I've reviewed the MacBook Pro 2022 already, having now lived with the laptop for more than a week, using it for all my daily tasks, day in, day out. And while initially I was sceptical – who wouldn't be, given the older design that includes the Touch Bar? – I've come around to some of the M2 MacBook Pro's appeals.
But it's all about context: the 13-inch MacBook Pro with M2 costs from £1,349/$1,299, so it's pricier than the incoming MacBook Air M2. However, the Pro is also a little more powerful because it has a 10-core GPU rather than an 8-core one, and there's also a fan system for cooling to assist with those more demanding tasks. The body is chunkier in the Pro, too, so it should dissipate heat better than the Air.
All that said, however, it's worth pointing out that the 13-inch MacBook Pro – and only the 2022 13-inch launch – is built on the older chassis design, so it looks the same as the 2020 model. Which, given that Apple released newer designs for the MacBook Pro in 2021, in both 14-inch and 16-inch variants, might seem a little strange at this stage. But those newer designed models will cost you a lot more cash, which is where the 13-inch Pro still holds its worth.
Is M2 better than M1 Max?
It's in those 14-inch and 16-inch MacBook Pro models that you can also obtain the M1 Pro or M1 Max processor options, if you're willing to pay big bucks. But surely M2 is better than M1 in all regards, right?
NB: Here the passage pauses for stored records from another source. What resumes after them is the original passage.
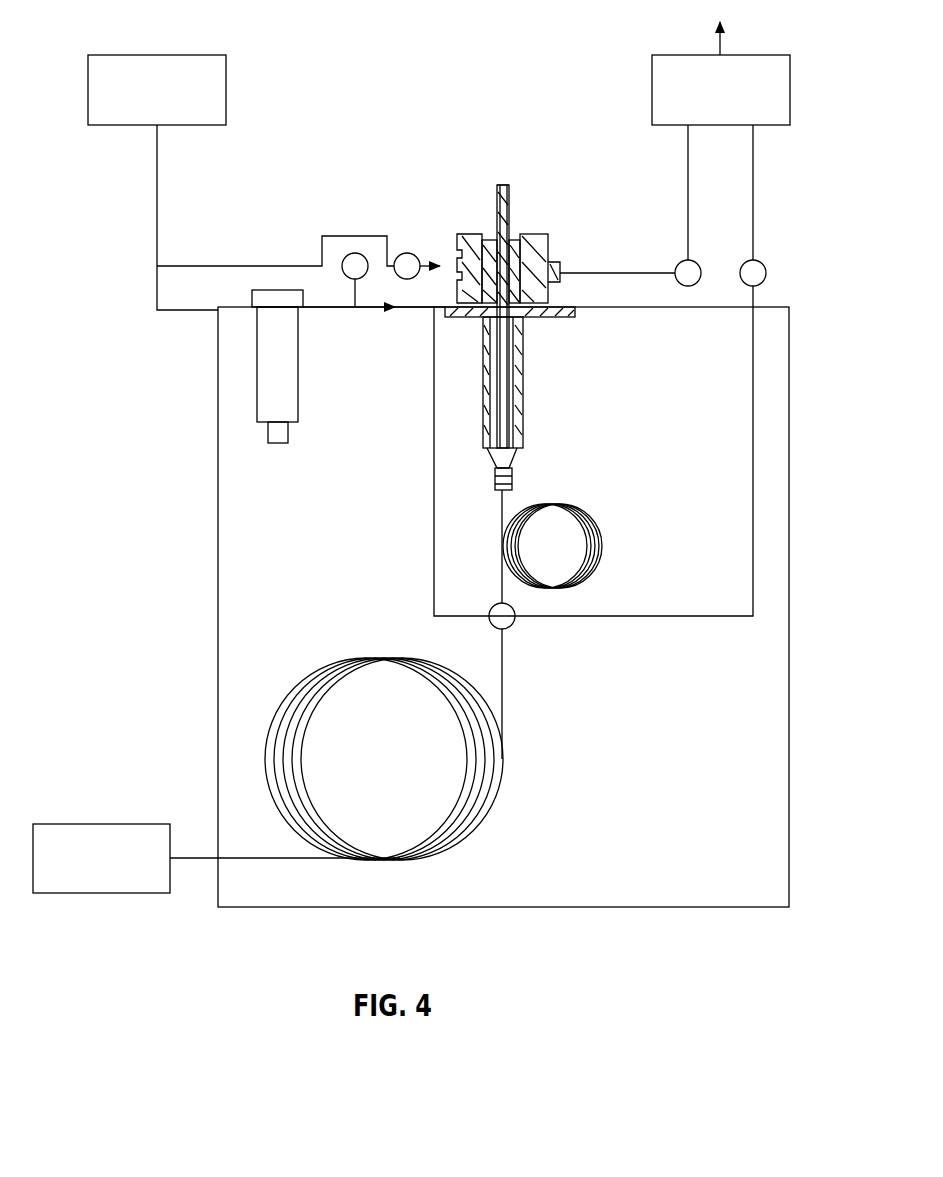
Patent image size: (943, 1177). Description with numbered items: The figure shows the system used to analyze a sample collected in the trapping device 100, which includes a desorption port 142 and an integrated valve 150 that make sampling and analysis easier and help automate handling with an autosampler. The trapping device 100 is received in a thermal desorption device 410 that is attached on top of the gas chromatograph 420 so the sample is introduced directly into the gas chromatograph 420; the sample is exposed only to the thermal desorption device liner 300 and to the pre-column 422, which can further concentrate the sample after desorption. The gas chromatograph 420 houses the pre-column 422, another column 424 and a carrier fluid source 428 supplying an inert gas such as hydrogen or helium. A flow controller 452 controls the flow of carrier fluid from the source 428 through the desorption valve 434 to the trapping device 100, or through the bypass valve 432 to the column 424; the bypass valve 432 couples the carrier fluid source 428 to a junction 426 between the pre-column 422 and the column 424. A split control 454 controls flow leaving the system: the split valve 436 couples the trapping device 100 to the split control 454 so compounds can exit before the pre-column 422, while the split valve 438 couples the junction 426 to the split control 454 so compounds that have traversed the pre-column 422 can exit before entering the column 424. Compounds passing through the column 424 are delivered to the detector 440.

The trapping device 100 is at (508, 222).
The desorption port 142 is at (464, 240).
The integrated valve 150 is at (496, 194).
The thermal desorption device liner 300 is at (518, 475).
The thermal desorption device 410 is at (572, 222).
The gas chromatograph 420 is at (218, 560).
The pre-column 422 is at (592, 512).
The column 424 is at (316, 674).
The junction 426 is at (514, 626).
The carrier fluid source 428 is at (300, 360).
The bypass valve 432 is at (352, 253).
The desorption valve 434 is at (404, 253).
The split valve 436 is at (678, 264).
The split valve 438 is at (763, 264).
The detector 440 is at (101, 823).
The flow controller 452 is at (158, 55).
The split control 454 is at (722, 55).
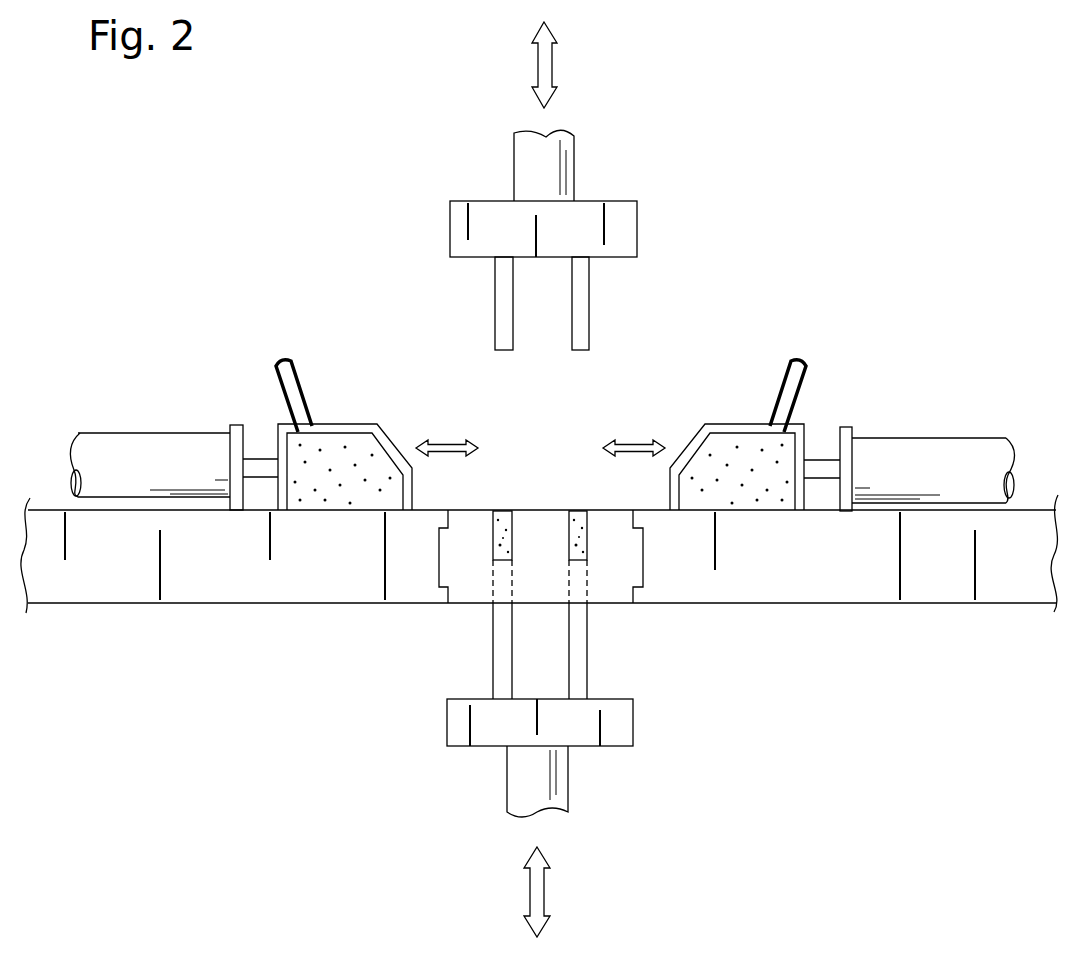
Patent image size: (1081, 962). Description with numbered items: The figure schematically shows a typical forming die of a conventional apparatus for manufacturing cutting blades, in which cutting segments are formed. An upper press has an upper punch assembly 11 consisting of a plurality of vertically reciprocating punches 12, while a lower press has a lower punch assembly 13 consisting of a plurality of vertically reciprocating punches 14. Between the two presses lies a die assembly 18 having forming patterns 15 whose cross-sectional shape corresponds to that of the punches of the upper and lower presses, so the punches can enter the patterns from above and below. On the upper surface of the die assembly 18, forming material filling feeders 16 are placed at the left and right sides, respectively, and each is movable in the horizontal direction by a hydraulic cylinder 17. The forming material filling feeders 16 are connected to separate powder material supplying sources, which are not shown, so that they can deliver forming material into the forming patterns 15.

The upper punch assembly 11 is at (630, 227).
The vertically reciprocating punches 12 is at (585, 318).
The lower punch assembly 13 is at (625, 727).
The vertically reciprocating punches 14 is at (583, 662).
The forming patterns 15 is at (583, 510).
The forming material filling feeders 16 is at (345, 425).
The hydraulic cylinders 17 is at (128, 442).
The die assembly 18 is at (310, 595).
Wrong! Yes, Apple's M2 silicon outsmarts the base M1 from last year – my Geekbench scores measured at around nine percent from one gen to the next – but M2 is not as powerful as either M1 Pro or M1 Max. The single core performance is similar across the board, but in multi-core and unified memory potential the M1 Pro and M1 Max really step things up.
And that's why the M2 MacBook Pro will still make some sense for some people. If you see it as the smallest entry-level model in the Pro range, with the least power, then step up to the 14-inch with an M1 Pro, then step up again to the 16-inch with an M1 Max, then you can see how the range crafts itself step by step.
And also by price. Because the M2 MacBook Pro's £1,349/$1,299 start price is dwarfed by those other configurations: the 14-inch with M1 Pro starts at £1,899/$1,999, while the 16-inch with M1 Max starts at £3,299/$3,499.
So, sure, the 'new' 13-inch MacBook Pro M2 may seem like old meets new in a slightly strange form, especially with the MacBook Air M2 around the corner, but until we see next-gen M2 chips (including Pro and Max variants, likely in 2023), it will hold its worth for a certain group of Mac users who are governed by purchase price limits.